According to Hill, the city of Pelham works to maintain a guideline that all supervisors receive compensation two to three grades ahead of those that they directly manage or oversee. Therefore, it quickly became a focus to also address the compensation of the city manager’s position.
“Even though the city manager is not a part of the classified plan, it became very apparent that we really could not look at (updating) the compensation plan without also considering the city manager’s pay rate,” Hill said. “We realized that with this compensation plan, our city manager would have to write reports to those who would then make more than her.”
To combat this issue, Hill and her team also requested market data for comparable city managers in Alabama.
That data showed that DiFante was already underpaid when placed alongside comparable positions in other municipalities.
“Rather than being at P50, she was about at P38,” Hill said. “That’s not very high.”
Hill highlighted that only three city managers in the state of Alabama are actually certified city managers, with one of them being DiFante.
“She is one of those three, so really she should be on the high end of the scale rather than on the low end,” Hill said. “Rather than at P38 she should really be above P50 considering the certification.”
Given those findings, Hill endorsed a pay increase for DiFante to take effect for the remainder of her current contract to offset the imbalance and ensure DiFante was compensated more than those she supervises.
“I was very conservative in my recommendation, but I do think that without it, we would have inequity internally,” Hill said.
Pelham Mayor Gary Waters further endorsed DiFante’s increase while endorsing her performance publicly.
“I’ve never seen a body that is more concerned with equity, fairness and competitiveness like this body is,” Waters said. “What I find so right about this measure is that as Gretchen’s value to this organization increases it should be reflected in her compensation.”

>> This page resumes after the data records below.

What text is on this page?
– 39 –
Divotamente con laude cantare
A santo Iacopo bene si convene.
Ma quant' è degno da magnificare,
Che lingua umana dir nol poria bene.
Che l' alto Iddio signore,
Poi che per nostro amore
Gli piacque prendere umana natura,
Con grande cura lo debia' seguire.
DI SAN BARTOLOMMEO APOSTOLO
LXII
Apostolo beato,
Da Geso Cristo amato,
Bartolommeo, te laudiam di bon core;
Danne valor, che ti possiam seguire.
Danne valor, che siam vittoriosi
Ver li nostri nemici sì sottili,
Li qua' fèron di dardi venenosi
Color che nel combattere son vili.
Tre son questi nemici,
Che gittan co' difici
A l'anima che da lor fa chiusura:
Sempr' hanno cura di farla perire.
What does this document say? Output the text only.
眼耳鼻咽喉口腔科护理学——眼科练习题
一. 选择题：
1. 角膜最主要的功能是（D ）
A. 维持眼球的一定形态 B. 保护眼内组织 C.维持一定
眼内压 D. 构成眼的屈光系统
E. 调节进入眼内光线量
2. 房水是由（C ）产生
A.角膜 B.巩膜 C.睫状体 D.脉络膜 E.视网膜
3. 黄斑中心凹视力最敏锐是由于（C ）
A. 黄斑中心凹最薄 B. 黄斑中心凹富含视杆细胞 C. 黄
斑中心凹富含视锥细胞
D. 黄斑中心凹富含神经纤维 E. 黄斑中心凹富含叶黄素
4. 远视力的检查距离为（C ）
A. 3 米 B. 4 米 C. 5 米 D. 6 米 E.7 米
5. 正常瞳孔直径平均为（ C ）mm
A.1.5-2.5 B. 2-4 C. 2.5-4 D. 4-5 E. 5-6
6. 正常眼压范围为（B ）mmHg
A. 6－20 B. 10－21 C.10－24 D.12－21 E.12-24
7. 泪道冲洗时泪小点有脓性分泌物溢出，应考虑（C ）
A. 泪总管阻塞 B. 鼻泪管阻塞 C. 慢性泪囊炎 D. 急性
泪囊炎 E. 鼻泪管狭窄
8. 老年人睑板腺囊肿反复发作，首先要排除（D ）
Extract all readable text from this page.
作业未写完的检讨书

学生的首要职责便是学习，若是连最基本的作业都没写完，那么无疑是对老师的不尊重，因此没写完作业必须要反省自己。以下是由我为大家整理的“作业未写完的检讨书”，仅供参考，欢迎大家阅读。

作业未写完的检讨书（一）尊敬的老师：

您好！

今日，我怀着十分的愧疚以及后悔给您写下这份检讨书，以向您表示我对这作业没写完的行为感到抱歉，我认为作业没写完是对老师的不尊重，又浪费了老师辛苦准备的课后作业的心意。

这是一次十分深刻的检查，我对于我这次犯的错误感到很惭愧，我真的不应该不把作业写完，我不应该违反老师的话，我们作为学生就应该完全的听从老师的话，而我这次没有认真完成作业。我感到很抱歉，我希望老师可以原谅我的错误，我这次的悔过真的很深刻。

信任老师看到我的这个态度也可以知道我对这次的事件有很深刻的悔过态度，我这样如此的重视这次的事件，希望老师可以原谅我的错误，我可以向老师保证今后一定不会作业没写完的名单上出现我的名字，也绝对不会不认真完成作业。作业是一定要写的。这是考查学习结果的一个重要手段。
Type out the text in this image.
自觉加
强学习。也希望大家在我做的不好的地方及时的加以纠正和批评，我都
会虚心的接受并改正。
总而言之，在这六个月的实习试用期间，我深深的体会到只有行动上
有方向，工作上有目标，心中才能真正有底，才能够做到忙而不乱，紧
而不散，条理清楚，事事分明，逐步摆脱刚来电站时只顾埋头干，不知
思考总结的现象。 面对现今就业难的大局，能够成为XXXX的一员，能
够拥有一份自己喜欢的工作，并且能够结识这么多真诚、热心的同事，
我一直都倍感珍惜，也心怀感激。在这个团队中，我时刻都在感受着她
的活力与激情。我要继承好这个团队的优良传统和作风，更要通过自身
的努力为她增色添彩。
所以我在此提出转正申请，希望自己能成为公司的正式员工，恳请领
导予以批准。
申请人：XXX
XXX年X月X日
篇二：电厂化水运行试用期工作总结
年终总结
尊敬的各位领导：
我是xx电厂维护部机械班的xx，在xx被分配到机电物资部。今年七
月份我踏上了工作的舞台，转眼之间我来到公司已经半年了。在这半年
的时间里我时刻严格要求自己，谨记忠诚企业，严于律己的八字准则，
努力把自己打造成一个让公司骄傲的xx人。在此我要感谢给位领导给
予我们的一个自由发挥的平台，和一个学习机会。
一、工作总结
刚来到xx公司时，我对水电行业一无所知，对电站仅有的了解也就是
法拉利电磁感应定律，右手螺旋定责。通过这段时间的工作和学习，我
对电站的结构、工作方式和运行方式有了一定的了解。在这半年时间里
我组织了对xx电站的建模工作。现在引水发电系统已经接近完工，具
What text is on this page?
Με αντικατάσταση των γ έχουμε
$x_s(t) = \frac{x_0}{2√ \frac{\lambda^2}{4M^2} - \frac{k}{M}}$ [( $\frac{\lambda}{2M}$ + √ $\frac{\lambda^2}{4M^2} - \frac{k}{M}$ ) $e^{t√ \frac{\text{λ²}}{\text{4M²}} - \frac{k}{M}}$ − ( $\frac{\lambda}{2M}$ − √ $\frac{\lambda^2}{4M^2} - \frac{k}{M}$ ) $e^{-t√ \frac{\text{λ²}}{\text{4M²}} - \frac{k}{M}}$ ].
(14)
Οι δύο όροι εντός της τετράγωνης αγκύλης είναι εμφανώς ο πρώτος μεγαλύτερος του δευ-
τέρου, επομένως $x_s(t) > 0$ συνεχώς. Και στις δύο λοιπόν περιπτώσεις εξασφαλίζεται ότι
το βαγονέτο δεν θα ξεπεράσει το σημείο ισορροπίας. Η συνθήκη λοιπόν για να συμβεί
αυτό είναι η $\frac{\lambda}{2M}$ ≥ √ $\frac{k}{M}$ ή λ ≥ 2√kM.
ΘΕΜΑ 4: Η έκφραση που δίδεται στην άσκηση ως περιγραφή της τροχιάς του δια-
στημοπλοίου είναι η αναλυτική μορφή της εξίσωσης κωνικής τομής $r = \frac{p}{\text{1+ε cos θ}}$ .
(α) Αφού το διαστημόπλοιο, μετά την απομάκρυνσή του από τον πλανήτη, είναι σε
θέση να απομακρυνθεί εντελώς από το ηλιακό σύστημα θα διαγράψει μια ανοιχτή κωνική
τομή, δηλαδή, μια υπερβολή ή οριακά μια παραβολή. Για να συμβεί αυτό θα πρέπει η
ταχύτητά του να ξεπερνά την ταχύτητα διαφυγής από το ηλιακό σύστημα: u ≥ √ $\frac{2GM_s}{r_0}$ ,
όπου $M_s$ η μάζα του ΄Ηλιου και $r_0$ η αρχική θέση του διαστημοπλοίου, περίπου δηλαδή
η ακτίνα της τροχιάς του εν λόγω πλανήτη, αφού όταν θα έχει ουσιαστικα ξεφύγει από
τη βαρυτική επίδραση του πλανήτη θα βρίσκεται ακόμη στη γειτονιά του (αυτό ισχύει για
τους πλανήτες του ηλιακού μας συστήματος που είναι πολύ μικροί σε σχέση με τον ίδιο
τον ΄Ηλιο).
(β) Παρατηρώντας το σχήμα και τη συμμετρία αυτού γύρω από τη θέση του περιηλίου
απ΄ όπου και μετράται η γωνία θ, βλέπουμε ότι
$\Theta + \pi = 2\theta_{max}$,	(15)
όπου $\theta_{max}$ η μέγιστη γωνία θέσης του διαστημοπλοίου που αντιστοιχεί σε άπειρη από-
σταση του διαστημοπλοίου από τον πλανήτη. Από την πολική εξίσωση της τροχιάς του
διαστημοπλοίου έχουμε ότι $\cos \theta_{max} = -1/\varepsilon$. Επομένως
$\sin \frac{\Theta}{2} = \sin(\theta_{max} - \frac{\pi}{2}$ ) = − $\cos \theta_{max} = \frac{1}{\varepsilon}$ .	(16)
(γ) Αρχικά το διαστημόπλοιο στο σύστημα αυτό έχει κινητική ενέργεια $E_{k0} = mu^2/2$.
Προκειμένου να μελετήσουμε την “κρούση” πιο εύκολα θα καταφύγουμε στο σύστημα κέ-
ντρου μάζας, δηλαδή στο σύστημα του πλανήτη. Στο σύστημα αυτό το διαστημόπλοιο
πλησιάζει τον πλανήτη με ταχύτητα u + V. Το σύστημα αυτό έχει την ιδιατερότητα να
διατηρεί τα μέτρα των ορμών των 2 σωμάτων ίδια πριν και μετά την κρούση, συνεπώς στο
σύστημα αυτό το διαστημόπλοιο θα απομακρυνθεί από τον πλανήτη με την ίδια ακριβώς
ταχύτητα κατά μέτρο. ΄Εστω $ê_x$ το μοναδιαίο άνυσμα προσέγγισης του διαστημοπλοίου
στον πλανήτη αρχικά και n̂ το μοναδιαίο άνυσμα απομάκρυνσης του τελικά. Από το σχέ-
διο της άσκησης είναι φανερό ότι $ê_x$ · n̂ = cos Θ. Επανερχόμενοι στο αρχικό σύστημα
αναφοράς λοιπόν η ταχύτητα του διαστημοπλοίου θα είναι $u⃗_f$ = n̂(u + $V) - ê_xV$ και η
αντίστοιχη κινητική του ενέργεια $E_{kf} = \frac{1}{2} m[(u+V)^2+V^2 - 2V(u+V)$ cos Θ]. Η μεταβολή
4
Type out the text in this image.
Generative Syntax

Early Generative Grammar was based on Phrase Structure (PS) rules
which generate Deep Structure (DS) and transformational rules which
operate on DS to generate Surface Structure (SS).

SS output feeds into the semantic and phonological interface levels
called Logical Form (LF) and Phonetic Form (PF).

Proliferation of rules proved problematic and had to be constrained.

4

The new compensation plan, now approved, will go into effect on Tuesday, Oct. 1.
“We know how important it is to retain top talent,” Pelham City Council President Maurice Mercer said. “We know that we have it. This is the opportunity to make sure that we invest back in them.”
Also included in compensation changes were the implementation of a night shift compensation stipend for those working in the Pelham Police Department.
“This requested resolution is meant to hopefully entice some of our senior officers to remain on night shift and the dispatchers alike,” Pelham Police Chief Brent Sugg said. “This is to encourage them to remain on those shifts where we have some seniority. Generally, as we get newer officers they tend to go to that shift—but this is just a little bit of an incentive to help them out for working the 6 p.m. to 6 a.m. shift.”
As passed, the night shift stipend will provide $100 per pay period for police officers working night shifts. It will also compensate dispatchers working the 10 p.m. to 6 a.m. shift with a stipend of $75 per pay period and dispatchers working the 2 p.m. to 10 p.m. shift with $50 per pay period.
There is also a 3 percent cost-of-living adjustment that is currently being discussed for inclusion in the city’s budget for the 2025 fiscal year. This increase, as proposed, is intended to offset those with positions that have already reached P50 and would otherwise not receive a raise as part of the updated compensation plan.